Butterfly Weed is fiction, but Vance Randolph appears in it, both as a real person and, because of the treatment of the episode, as a fictional character. Harington has also published an impressive book of “nonfiction,” Let Us Build Us a City: Eleven Lost Towns, which is a travel and history book but also a novel. And I suggest that it should be regarded as a companion novel, or even as a sequel, to Place.
To illustrate: In recounting the hi
story of Mound City, Arkansas, Harington tells the story of America’s worst maritime disaster, the loss of the Sultana. The sinking of this troop ship, which was returning soldiers northward home in 1865, resulted in more casualties than did the sinking of the Titanic. The author rises to the occasion with a splendid set piece centered around the figure of a “paroled” prisoner of the Confederacy, Sam Dunlap. Dunlap had enlisted in Tennessee, was captured, and is now free on condition that he “never fight against the Confederacy again” (272). On board the Sultana he encounters a passenger he calls “Miss Adeline” and for whom he develops a hopeless romantic longing. In the hour of destruction, the boilers explode and, with the ship on fire, Dunlap saves Miss Adeline from drowning. In the shelter of an islet, tortured horribly by mosquitoes, he proposes marriage and is accepted. But in the confusion of the rescue they are separated. After he recovers from the ordeal, Dunlap searches for Adeline but is unsuccessful. He never sees her again.

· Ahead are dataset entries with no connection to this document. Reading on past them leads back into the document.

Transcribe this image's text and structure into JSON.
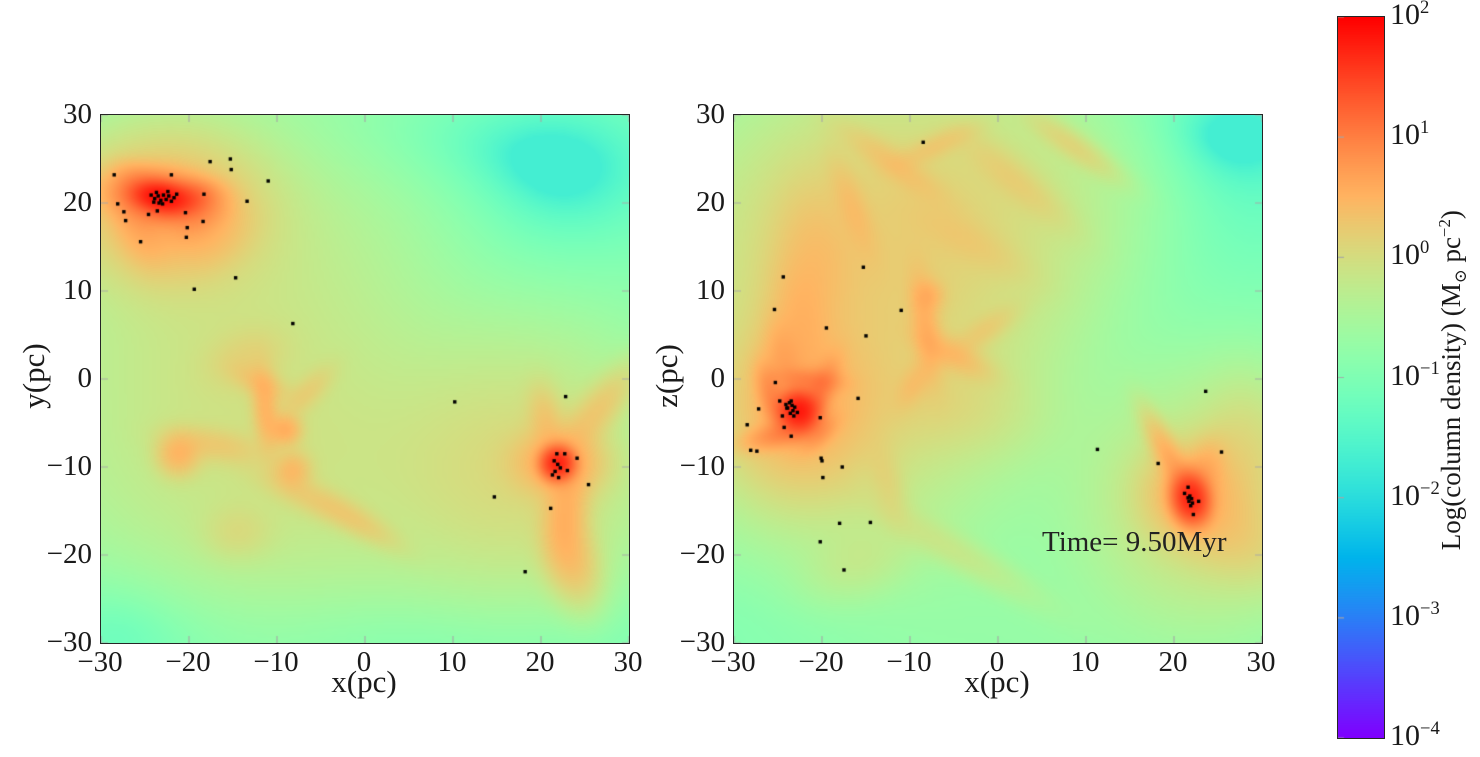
{
  "figure": {
    "background": "#ffffff",
    "border_color": "#262626",
    "particle_color": "#000000"
  },
  "chart_data": {
    "type": "heatmap",
    "colormap": {
      "name": "rainbow",
      "log10_min": -4,
      "log10_max": 2
    },
    "annotation": {
      "text": "Time= 9.50Myr",
      "panel": 1,
      "x": 5.0,
      "y": -18.6
    },
    "panels": [
      {
        "xlabel": "x(pc)",
        "ylabel": "y(pc)",
        "xlim": [
          -30,
          30
        ],
        "ylim": [
          -30,
          30
        ],
        "xticks": [
          -30,
          -20,
          -10,
          0,
          10,
          20,
          30
        ],
        "yticks": [
          -30,
          -20,
          -10,
          0,
          10,
          20,
          30
        ],
        "field": {
          "floor": 0.1,
          "blobs": [
            [
              -5,
              0,
              26,
              26,
              0,
              0.18
            ],
            [
              -16,
              8,
              13,
              15,
              0,
              0.45
            ],
            [
              -8,
              -11,
              16,
              10,
              0,
              0.35
            ],
            [
              18,
              -10,
              9,
              9,
              0,
              0.8
            ],
            [
              22,
              23,
              11,
              8,
              0,
              -0.13
            ],
            [
              0,
              27,
              13,
              5,
              0,
              -0.1
            ],
            [
              -27,
              -27,
              7,
              6,
              0,
              -0.12
            ],
            [
              5,
              -28,
              20,
              5,
              0,
              -0.12
            ],
            [
              14,
              8,
              10,
              10,
              0,
              -0.08
            ],
            [
              -22.5,
              19.5,
              6.5,
              5,
              0,
              2.2
            ],
            [
              -23,
              20.6,
              3.2,
              1.6,
              -8,
              16
            ],
            [
              -23.3,
              20.7,
              1.6,
              0.85,
              -8,
              60
            ],
            [
              -20.8,
              20.3,
              1.9,
              1.0,
              12,
              14
            ],
            [
              -25.5,
              17.5,
              1.8,
              3,
              20,
              2.2
            ],
            [
              -24.8,
              21.8,
              2.2,
              1.1,
              -30,
              2.5
            ],
            [
              -19,
              18.3,
              2.5,
              1.4,
              40,
              2.2
            ],
            [
              -17.5,
              15.8,
              3,
              2,
              30,
              1.0
            ],
            [
              -11.3,
              -3.5,
              0.9,
              2.8,
              5,
              2.2
            ],
            [
              -9.0,
              -5.8,
              1.1,
              1.1,
              0,
              2.6
            ],
            [
              -11.8,
              -0.5,
              2.2,
              1.0,
              -25,
              1.1
            ],
            [
              -8.2,
              -10.3,
              1.3,
              1.3,
              0,
              1.8
            ],
            [
              -21.2,
              -8.6,
              1.5,
              1.5,
              0,
              2.2
            ],
            [
              -17,
              -7.5,
              3.5,
              1.2,
              -10,
              1.0
            ],
            [
              -5.5,
              -13.8,
              4.5,
              1.2,
              -25,
              0.9
            ],
            [
              -0.5,
              -16.5,
              3.5,
              1.0,
              -30,
              0.7
            ],
            [
              -13.5,
              2.5,
              3,
              2,
              20,
              0.6
            ],
            [
              -6.5,
              -1.5,
              2.5,
              1,
              45,
              0.8
            ],
            [
              -14.5,
              -17.5,
              2.5,
              2,
              0,
              0.5
            ],
            [
              21.9,
              -9.6,
              1.0,
              1.0,
              0,
              50
            ],
            [
              22,
              -9.5,
              3,
              2.2,
              0,
              3
            ],
            [
              22.8,
              -15,
              1.5,
              3.5,
              -5,
              2.2
            ],
            [
              23.5,
              -20.5,
              1.8,
              3.2,
              15,
              1.8
            ],
            [
              26.5,
              -3.5,
              4,
              1.4,
              50,
              1.3
            ],
            [
              20.5,
              -4.5,
              1.2,
              2.5,
              10,
              1.1
            ]
          ]
        },
        "particles": [
          [
            -24.3,
            20.9
          ],
          [
            -23.9,
            20.5
          ],
          [
            -23.5,
            20.8
          ],
          [
            -23.2,
            20.3
          ],
          [
            -22.9,
            20.9
          ],
          [
            -22.6,
            20.4
          ],
          [
            -22.3,
            20.8
          ],
          [
            -23.7,
            21.2
          ],
          [
            -22.0,
            20.2
          ],
          [
            -23.0,
            19.9
          ],
          [
            -24.0,
            20.1
          ],
          [
            -21.7,
            20.6
          ],
          [
            -22.4,
            21.3
          ],
          [
            -21.4,
            21.0
          ],
          [
            -23.4,
            20.0
          ],
          [
            -28.5,
            23.2
          ],
          [
            -28.1,
            19.9
          ],
          [
            -27.4,
            19.0
          ],
          [
            -27.2,
            18.0
          ],
          [
            -25.5,
            15.6
          ],
          [
            -24.6,
            18.7
          ],
          [
            -23.6,
            19.1
          ],
          [
            -22.0,
            23.2
          ],
          [
            -20.4,
            18.9
          ],
          [
            -20.2,
            17.2
          ],
          [
            -20.3,
            16.1
          ],
          [
            -19.4,
            10.2
          ],
          [
            -18.4,
            17.9
          ],
          [
            -18.3,
            21.0
          ],
          [
            -17.6,
            24.7
          ],
          [
            -15.3,
            25.0
          ],
          [
            -15.2,
            23.8
          ],
          [
            -14.7,
            11.5
          ],
          [
            -13.4,
            20.2
          ],
          [
            -11.0,
            22.5
          ],
          [
            -8.2,
            6.3
          ],
          [
            10.2,
            -2.6
          ],
          [
            14.7,
            -13.4
          ],
          [
            22.8,
            -2.0
          ],
          [
            21.8,
            -8.5
          ],
          [
            22.7,
            -8.5
          ],
          [
            24.1,
            -9.0
          ],
          [
            21.5,
            -9.3
          ],
          [
            21.9,
            -9.7
          ],
          [
            22.2,
            -10.1
          ],
          [
            21.6,
            -10.5
          ],
          [
            21.3,
            -10.9
          ],
          [
            22.0,
            -11.2
          ],
          [
            23.0,
            -10.4
          ],
          [
            25.4,
            -12.0
          ],
          [
            21.1,
            -14.7
          ],
          [
            18.2,
            -21.9
          ]
        ]
      },
      {
        "xlabel": "x(pc)",
        "ylabel": "z(pc)",
        "xlim": [
          -30,
          30
        ],
        "ylim": [
          -30,
          30
        ],
        "xticks": [
          -30,
          -20,
          -10,
          0,
          10,
          20,
          30
        ],
        "yticks": [
          -30,
          -20,
          -10,
          0,
          10,
          20,
          30
        ],
        "field": {
          "floor": 0.1,
          "blobs": [
            [
              -5,
              -6,
              26,
              26,
              0,
              0.16
            ],
            [
              -14,
              13,
              13,
              12,
              0,
              1.0
            ],
            [
              -4,
              21,
              13,
              8,
              0,
              0.5
            ],
            [
              -18,
              -2,
              10,
              12,
              0,
              0.55
            ],
            [
              20,
              21,
              13,
              10,
              0,
              -0.13
            ],
            [
              -22,
              -25,
              12,
              7,
              0,
              -0.1
            ],
            [
              2,
              -15,
              10,
              8,
              0,
              -0.07
            ],
            [
              13,
              3,
              9,
              9,
              0,
              -0.07
            ],
            [
              24,
              -14,
              8,
              8,
              0,
              0.8
            ],
            [
              25,
              28,
              8,
              4,
              0,
              -0.06
            ],
            [
              -22.7,
              -3.6,
              1.2,
              1.2,
              0,
              60
            ],
            [
              -22.5,
              -3.5,
              5,
              5.5,
              0,
              2.6
            ],
            [
              -20.6,
              -2.2,
              0.9,
              2.6,
              -25,
              7
            ],
            [
              -24.3,
              -6.1,
              2.6,
              0.9,
              15,
              6
            ],
            [
              -25.7,
              -2.0,
              0.9,
              2.2,
              15,
              5
            ],
            [
              -21.5,
              -0.1,
              2.2,
              0.8,
              -5,
              5
            ],
            [
              -20.3,
              -6.3,
              1.5,
              0.8,
              45,
              3
            ],
            [
              -24.5,
              2.5,
              1.2,
              2.5,
              10,
              1.8
            ],
            [
              -22.5,
              7,
              2.2,
              4.5,
              5,
              1.5
            ],
            [
              -20.5,
              14.5,
              2.8,
              5,
              10,
              1.0
            ],
            [
              -12,
              24.5,
              4.5,
              1.1,
              -35,
              1.0
            ],
            [
              -7,
              26.5,
              3.2,
              0.9,
              25,
              0.9
            ],
            [
              -16.5,
              19.5,
              1.1,
              3.8,
              20,
              1.0
            ],
            [
              2,
              22.5,
              5,
              1.3,
              -40,
              0.7
            ],
            [
              8.5,
              26.5,
              4,
              1.0,
              -35,
              0.85
            ],
            [
              -3,
              15.5,
              5,
              1.5,
              -30,
              0.55
            ],
            [
              -8.2,
              6,
              1.0,
              3.8,
              8,
              2.0
            ],
            [
              -7.8,
              9.5,
              1.1,
              1.1,
              0,
              1.5
            ],
            [
              -5.2,
              2.8,
              3,
              1.1,
              -28,
              1.5
            ],
            [
              -1.5,
              5.5,
              2.8,
              1.0,
              35,
              0.8
            ],
            [
              -9.5,
              -0.5,
              2,
              1,
              60,
              1.0
            ],
            [
              -5,
              -3,
              6,
              3.5,
              -10,
              0.45
            ],
            [
              21.9,
              -13.6,
              1.1,
              1.5,
              10,
              48
            ],
            [
              22,
              -13,
              3.2,
              3.2,
              0,
              2.4
            ],
            [
              19.8,
              -9.5,
              0.9,
              3.6,
              28,
              2.6
            ],
            [
              23.3,
              -10.8,
              1.3,
              2.4,
              -20,
              2.0
            ],
            [
              26.5,
              -17.5,
              4.5,
              3,
              -30,
              0.9
            ],
            [
              28,
              -8,
              3,
              5,
              0,
              0.6
            ],
            [
              -5,
              -19.5,
              7,
              1.3,
              -30,
              0.4
            ],
            [
              -12.5,
              -12,
              1.2,
              3,
              15,
              0.55
            ],
            [
              -16,
              -21,
              4,
              2.5,
              20,
              0.3
            ]
          ]
        },
        "particles": [
          [
            -23.7,
            -2.7
          ],
          [
            -23.4,
            -3.0
          ],
          [
            -23.9,
            -3.3
          ],
          [
            -23.3,
            -3.6
          ],
          [
            -23.6,
            -3.9
          ],
          [
            -23.1,
            -3.2
          ],
          [
            -24.1,
            -2.9
          ],
          [
            -23.5,
            -2.5
          ],
          [
            -23.2,
            -4.2
          ],
          [
            -22.8,
            -3.8
          ],
          [
            -25.3,
            -0.4
          ],
          [
            -24.8,
            -2.5
          ],
          [
            -24.0,
            -3.3
          ],
          [
            -27.2,
            -3.4
          ],
          [
            -28.5,
            -5.2
          ],
          [
            -24.5,
            -4.2
          ],
          [
            -24.3,
            -5.5
          ],
          [
            -23.5,
            -6.5
          ],
          [
            -28.1,
            -8.1
          ],
          [
            -27.4,
            -8.2
          ],
          [
            -20.2,
            -4.4
          ],
          [
            -20.1,
            -9.0
          ],
          [
            -20.0,
            -9.3
          ],
          [
            -17.7,
            -10.0
          ],
          [
            -15.9,
            -2.2
          ],
          [
            -19.9,
            -11.2
          ],
          [
            -18.0,
            -16.4
          ],
          [
            -14.5,
            -16.3
          ],
          [
            -20.2,
            -18.5
          ],
          [
            -17.5,
            -21.7
          ],
          [
            -8.5,
            26.9
          ],
          [
            -15.3,
            12.7
          ],
          [
            -24.4,
            11.6
          ],
          [
            -25.4,
            7.9
          ],
          [
            -11.0,
            7.8
          ],
          [
            -19.5,
            5.8
          ],
          [
            -15.0,
            4.9
          ],
          [
            23.6,
            -1.4
          ],
          [
            11.3,
            -8.0
          ],
          [
            25.4,
            -8.3
          ],
          [
            18.2,
            -9.6
          ],
          [
            21.6,
            -12.3
          ],
          [
            21.2,
            -13.0
          ],
          [
            21.8,
            -13.3
          ],
          [
            22.0,
            -13.6
          ],
          [
            21.7,
            -13.9
          ],
          [
            22.1,
            -14.1
          ],
          [
            21.9,
            -14.4
          ],
          [
            21.6,
            -13.5
          ],
          [
            22.8,
            -13.9
          ],
          [
            22.2,
            -15.4
          ]
        ]
      }
    ],
    "colorbar": {
      "scale": "log",
      "tick_exponents": [
        2,
        1,
        0,
        -1,
        -2,
        -3,
        -4
      ],
      "label_parts": [
        "Log(column density) (M",
        "⊙",
        " pc",
        "−2",
        ")"
      ]
    }
  }
}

The story of Sam Dunlap is one of the most striking of many striking stories in City. But it is a fabrication; it is fiction. Harington made up the whole episode and has confirmed this fact in a personal letter addressed to me dated 10 July 1999. In this missive, he avers that most of the other accounts are true and that he did not invent any of the lost towns the book records. His description of City is similar to the way Huckelberry Finn speaks of Mark Twain’s writing of Adventures of Tom Sawyer, namely that “he told the truth, mainly. There was things which he stretched, but mainly he told the truth.” So we may read City as being “mostly a true book; with some stretchers, as I said before.” Not that Harington was really trying to deceive anyone. The jacket copy describes City as “a luminous blend of history, folklore, contemporary Americana, and a gentle, moving love story.” Promotional material like jacket copy is not admissible as literary evidence, but in this case it does describe closely the contents of the book. Even so, the inclusion of a fabricated episode and the employment of a few stretchers does not turn a travel history into a novel. Such a transformation requires novelistic structure.